In a more limited ruling, the Second Circuit in New York, in the case of Lora v. Shanahan adopted what it called “a bright-line rule” that detainees must get a hearing within six months of his or her detention. On August 22, 2014, the American Civil Liberties Union, the American Immigration Council, and the National Lawyers Guild filed a federal lawsuit claiming that the government committed egregious due process violations against women and children held for deportation at a detention center in New Mexico. The lawsuit claims that the administration has rigged the system so that vulnerable women and children who plead for asylum can’t get it. It says the immigrant detention center in Artesia is a middle-of-nowhere prison in the desert, 200 miles from the nearest big city, that short-circuits legal access and due process for the sake of swift and sure deportations.

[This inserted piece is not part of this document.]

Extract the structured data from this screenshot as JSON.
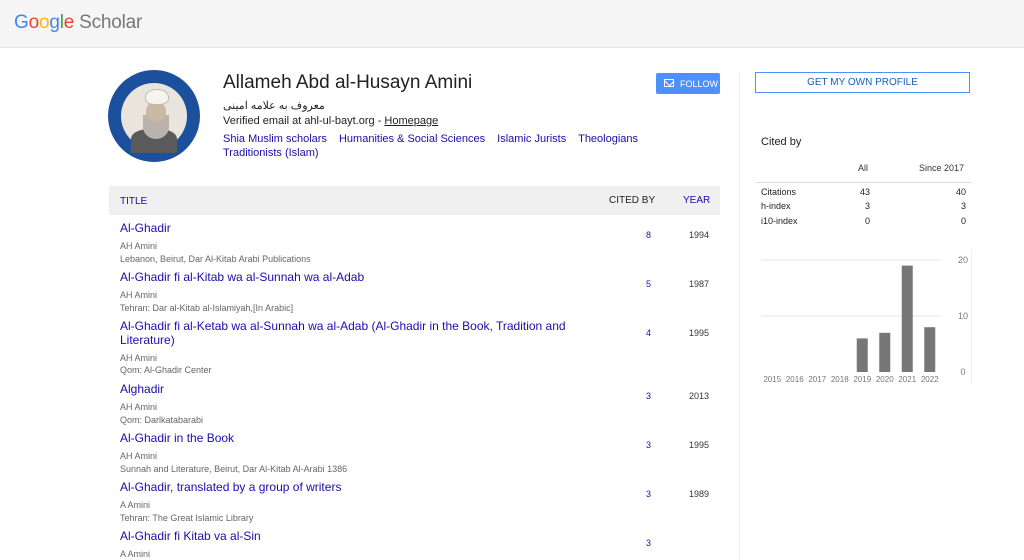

The lawsuit details how detainees in Artesia are cut off from the outside world, and subjected to a “highly truncated process” that denies them crucial information and assistance. Asylum officers and judges rush detainees into answering questions on things about which they may be confused or uninformed. Detainees lack access to phones; lawyers lack access to detainees. They are locked out of hearings and denied interviews. Mothers are required to explain the reasons they fear persecution — that is, describe abuses like death threats and sexual assaults — in front of their young children. Children are not screened individually to see if they may have their own claims to asylum.

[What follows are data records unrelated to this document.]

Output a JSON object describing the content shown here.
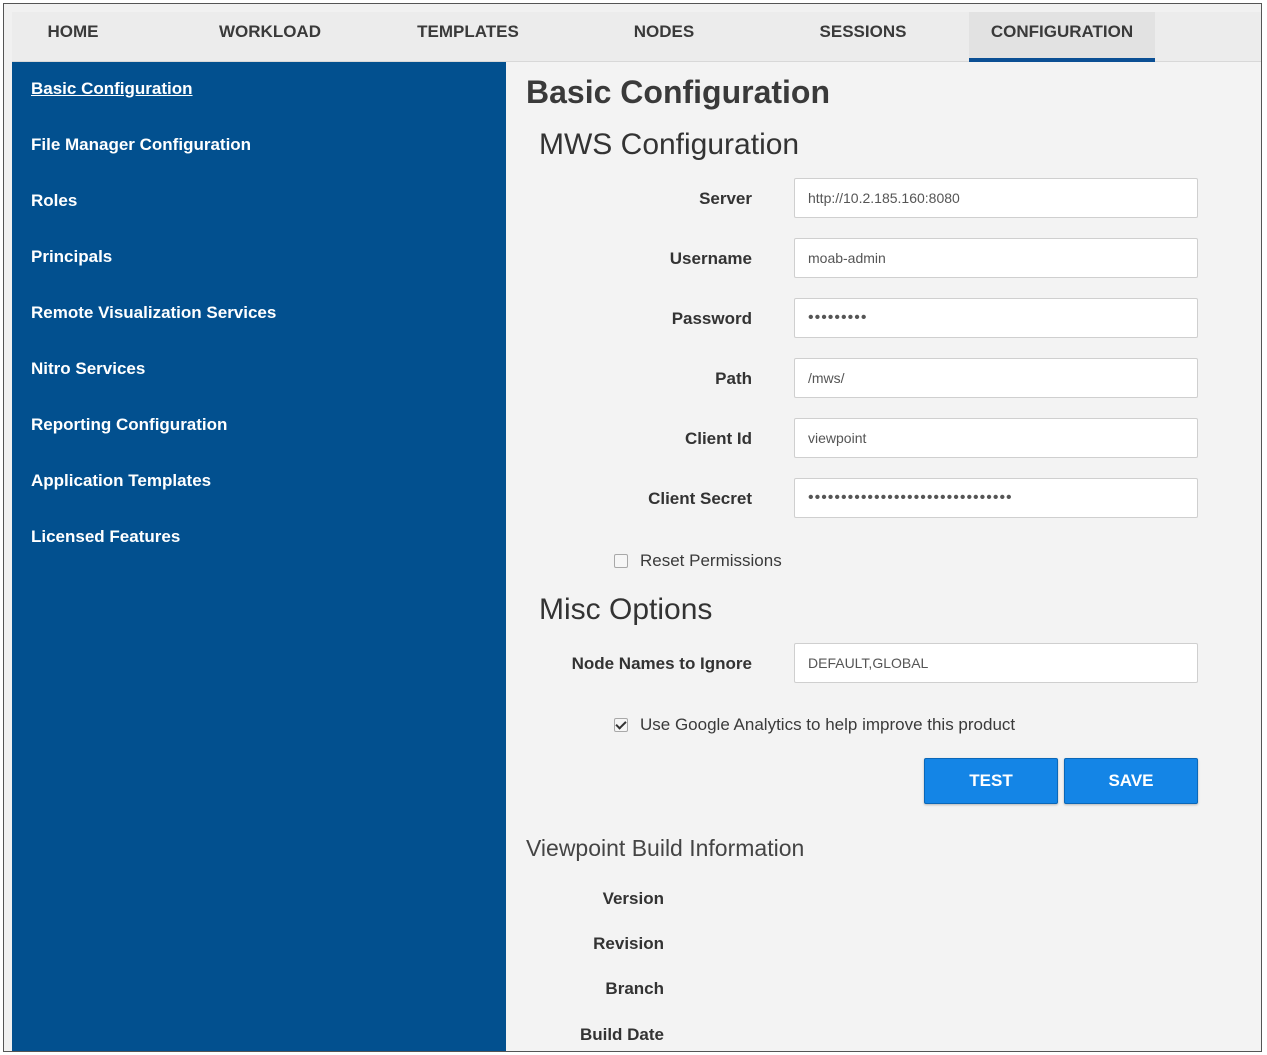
{
  "nav": {
    "tabs": [
      {
        "label": "HOME"
      },
      {
        "label": "WORKLOAD"
      },
      {
        "label": "TEMPLATES"
      },
      {
        "label": "NODES"
      },
      {
        "label": "SESSIONS"
      },
      {
        "label": "CONFIGURATION",
        "active": true
      }
    ]
  },
  "sidebar": {
    "items": [
      {
        "label": "Basic Configuration",
        "active": true
      },
      {
        "label": "File Manager Configuration"
      },
      {
        "label": "Roles"
      },
      {
        "label": "Principals"
      },
      {
        "label": "Remote Visualization Services"
      },
      {
        "label": "Nitro Services"
      },
      {
        "label": "Reporting Configuration"
      },
      {
        "label": "Application Templates"
      },
      {
        "label": "Licensed Features"
      }
    ]
  },
  "main": {
    "title": "Basic Configuration",
    "mws": {
      "heading": "MWS Configuration",
      "fields": [
        {
          "label": "Server",
          "value": "http://10.2.185.160:8080"
        },
        {
          "label": "Username",
          "value": "moab-admin"
        },
        {
          "label": "Password",
          "value": "•••••••••"
        },
        {
          "label": "Path",
          "value": "/mws/"
        },
        {
          "label": "Client Id",
          "value": "viewpoint"
        },
        {
          "label": "Client Secret",
          "value": "•••••••••••••••••••••••••••••••"
        }
      ],
      "reset_permissions": {
        "label": "Reset Permissions",
        "checked": false
      }
    },
    "misc": {
      "heading": "Misc Options",
      "node_names_label": "Node Names to Ignore",
      "node_names_value": "DEFAULT,GLOBAL",
      "analytics": {
        "label": "Use Google Analytics to help improve this product",
        "checked": true
      }
    },
    "buttons": {
      "test": "TEST",
      "save": "SAVE"
    },
    "build": {
      "heading": "Viewpoint Build Information",
      "labels": [
        "Version",
        "Revision",
        "Branch",
        "Build Date"
      ]
    }
  },
  "colors": {
    "sidebar_bg": "#02508f",
    "button_bg": "#1485e6",
    "active_tab_underline": "#0b4f94"
  }
}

In the Artesia center, officials set up a courtroom where immigration judges hear asylum cases by video-teleconference and asylum officers interview migrants to make initial assessments of their claims. But according to the lawsuit, the center does not provide conditions for legal advocates to represent the migrants or inform them of their rights. Telephone communications are severely limited, and lawyers routinely had trouble meeting with migrants and were denied access to hearings and interviews.

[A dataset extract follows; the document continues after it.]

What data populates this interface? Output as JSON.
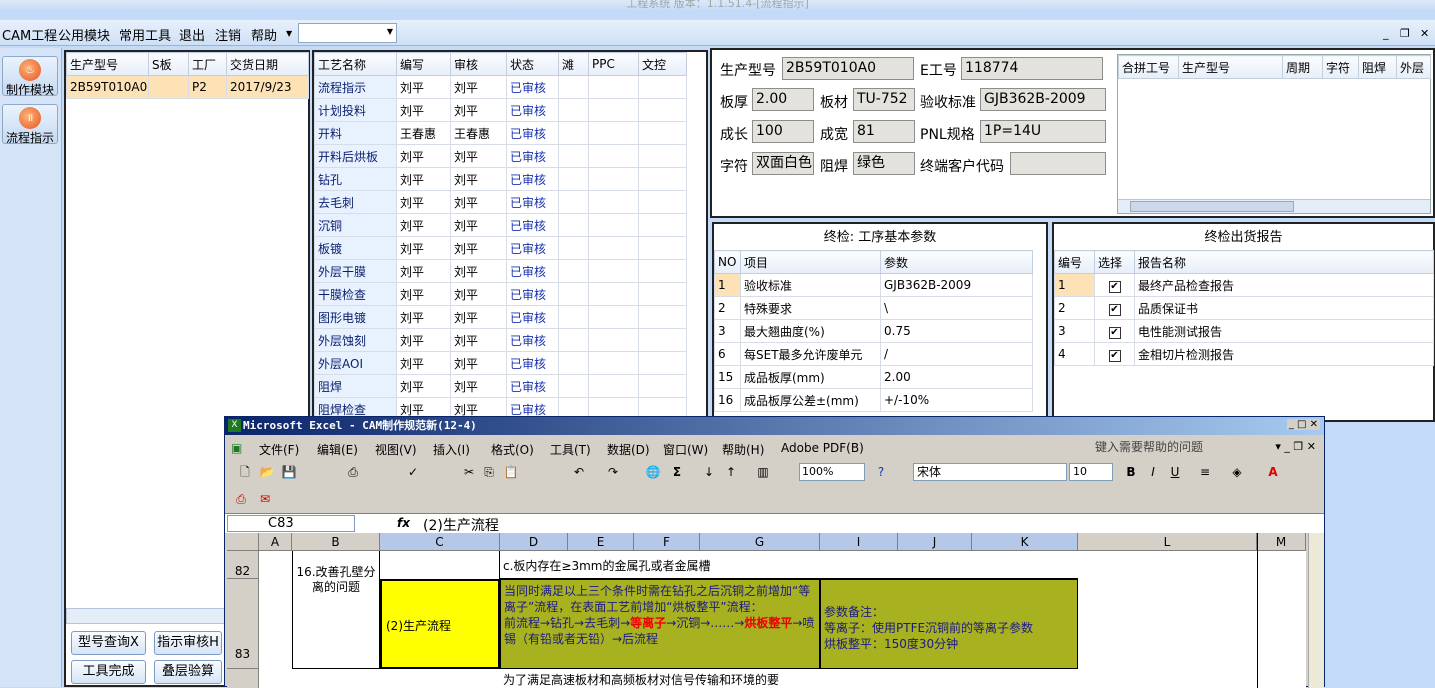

Mothers were required to be interviewed with their children, and they reported being reluctant to discuss threats, sexual abuse, and violence they faced.
On August 21, 2015, in a critical legal development, federal District Court Judge Dolly Gee of Central California ordered the Department of Homeland Security (DHS) in Flores v. Lynch to begin releasing from immigration custody children and their accompanying parents. This followed the court’s July 24 ruling that a 1997 settlement Flores v. Reno—which initially set standards for the release, detention, and treatment of unaccompanied children in federal immigration custody—also applies to accompanied minors, or those apprehended with a guardian. Under the settlement’s terms, children must be released from detention “without unnecessary delay” to a parent, relative, or other guardian in the United States, and when in detention, held in the least restrictive setting in non-secure facilities specially licensed to care for children. Judge Gee found that DHS’s practice of holding families in detention for long periods violates that settlement. She also ordered DHS to improve the “deplorable” conditions in Border Patrol stations, where children and families are often initially held for several days. Judge Gee gave DHS until October 23 to comply with her August order, and denied the government’s request to reconsider her July ruling. The Justice Department is considering whether to appeal the release order. Meanwhile, DHS has said it will continue to detain families apprehended at the border, as the order provides for an exception during periods of heightened child migration.